In my proposal (even if it's a much more comples implementation) it will be go and configure the translation for the 2 exact bundles and save 2 small forms for each (way under a minute worth of time)
This was my assumption in the proposal. I get the idea that a batch operation will resolve the time-outs, but they will not resolve the wait time :( that is an awful UX in general.
Comment #9
BerdirSure, having what you suggest would be better for many cases, but it would likely also not replace this but just add another per-bundle form. It's also likely more work to get done.
The second thing to investigate would be to make sure that we only save things if they actually changed. If we do that, it shouldn't matter *a lot* that you have 100 bundles, if you only 10 fields or 3 bundles changed.
Comment #10
ndobromirov CreditAttribution: ndobromirov at FFW commentedUnless you hit the PHP's limit on max_input_vars at some point that defaults to 1000 and then you can not submit the form at all...
Maybe change the UI to have per-bundle form, so not a single submit in the bottom but a submit per bundle.Not liking the idea - the for is still going to be too big to navigate sanely in it.
Comment #11
ndobromirov CreditAttribution: ndobromirov at FFW commentedBig +1 :).
I like this one a lot, so no longer will be needed to leave the bundle settings UI. This can be an addition over the currently slow one that can take over it's role in near future.
Comment #12
Ghost of Drupal PastFor other people running into this issue, I posted a quick and dirty workaround module to https://gist.github.com/chx/d63ed7405b47255a0d4481d60dd33641 don't forget to weigh it to 11, at least here content translation is 10. It's quick and very dirty but it does solve our problem where we already hit the input vars limit.
Comment #13
Wim LeersHah!
@Charlie ChX Negyesi had opened #3076506: The custom language settings form does not scale, to which I responded at #3076506-2: The custom language settings form does not scale:
… which is pretty much exactly what the issue summary here is proposing! 🥳
Comment #14
Wim LeersComment #15
Berdir> I suspect this form was designed in Drupal 6 times, when having so many entity types and/or bundles was unheard of.

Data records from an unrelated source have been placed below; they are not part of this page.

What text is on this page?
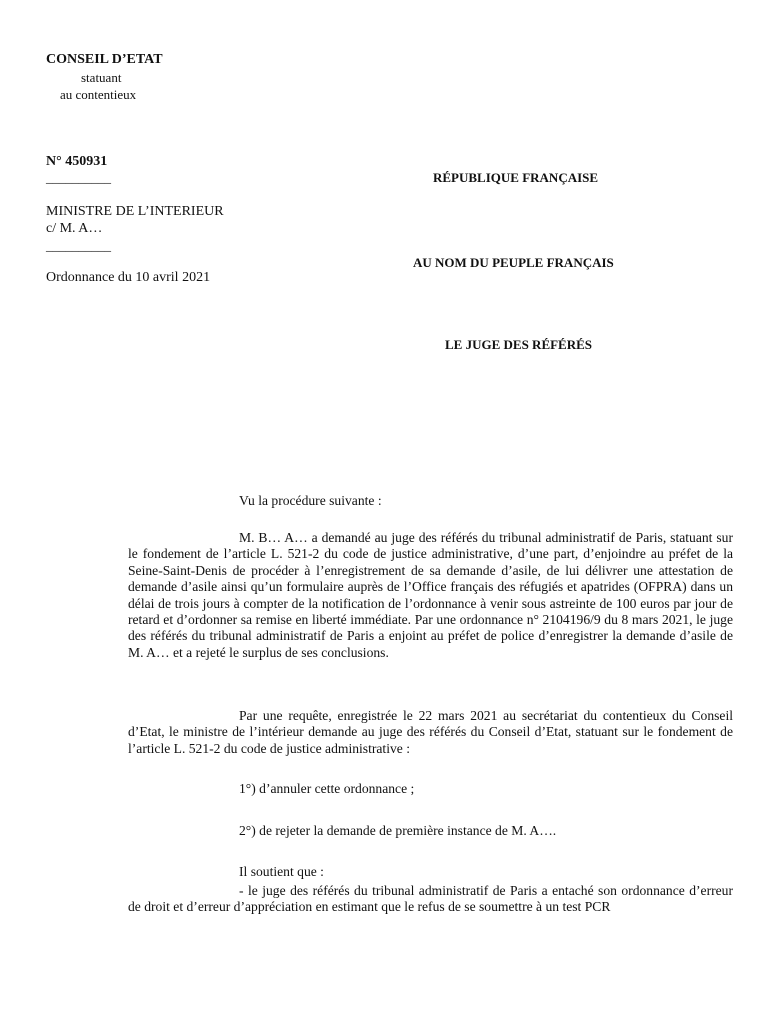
CONSEIL D’ETAT
statuant
au contentieux
N° 450931
__________
MINISTRE DE L’INTERIEUR
c/ M. A…
__________
Ordonnance du 10 avril 2021
RÉPUBLIQUE FRANÇAISE
AU NOM DU PEUPLE FRANÇAIS
LE JUGE DES RÉFÉRÉS
Vu la procédure suivante :

M. B… A… a demandé au juge des référés du tribunal administratif de Paris, statuant sur le fondement de l’article L. 521-2 du code de justice administrative, d’une part, d’enjoindre au préfet de la Seine-Saint-Denis de procéder à l’enregistrement de sa demande d’asile, de lui délivrer une attestation de demande d’asile ainsi qu’un formulaire auprès de l’Office français des réfugiés et apatrides (OFPRA) dans un délai de trois jours à compter de la notification de l’ordonnance à venir sous astreinte de 100 euros par jour de retard et d’ordonner sa remise en liberté immédiate. Par une ordonnance n° 2104196/9 du 8 mars 2021, le juge des référés du tribunal administratif de Paris a enjoint au préfet de police d’enregistrer la demande d’asile de M. A… et a rejeté le surplus de ses conclusions.

Par une requête, enregistrée le 22 mars 2021 au secrétariat du contentieux du Conseil d’Etat, le ministre de l’intérieur demande au juge des référés du Conseil d’Etat, statuant sur le fondement de l’article L. 521-2 du code de justice administrative :

1°) d’annuler cette ordonnance ;
2°) de rejeter la demande de première instance de M. A….
Il soutient que :

- le juge des référés du tribunal administratif de Paris a entaché son ordonnance d’erreur de droit et d’erreur d’appréciation en estimant que le refus de se soumettre à un test PCR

Entity types, Drupal 6? :)
No, this is all new in D8, nothing like it existed before. *but* as I commented above, the complexity comes from the fact that it is split in two modules. The language module provides *only* the entity type + bundle-level setting, that scales fairly well. Only when you also enable content_translation then you get the vast list of per-field-per-bundle checkboxes. Those two things were added at different times, and both pretty early in the D8 lifecycle.
Comment #19
joachim CreditAttribution: joachim at Factorial GmbH commentedIf #3076506: The custom language settings form does not scale is closed as a duplicate of this one, then this one needs rescoping to be about UX as well as performance.
Comment #20
joachim CreditAttribution: joachim at Factorial GmbH commentedI think the form needs breaking up, as mentioned above. Which is going to be complicated, as also mentioned.
But a really quick fix that would go some way towards making it more usable in the meantime would be to change the container elements for each entity type to collapsed details elements. I'll file a child issue for that.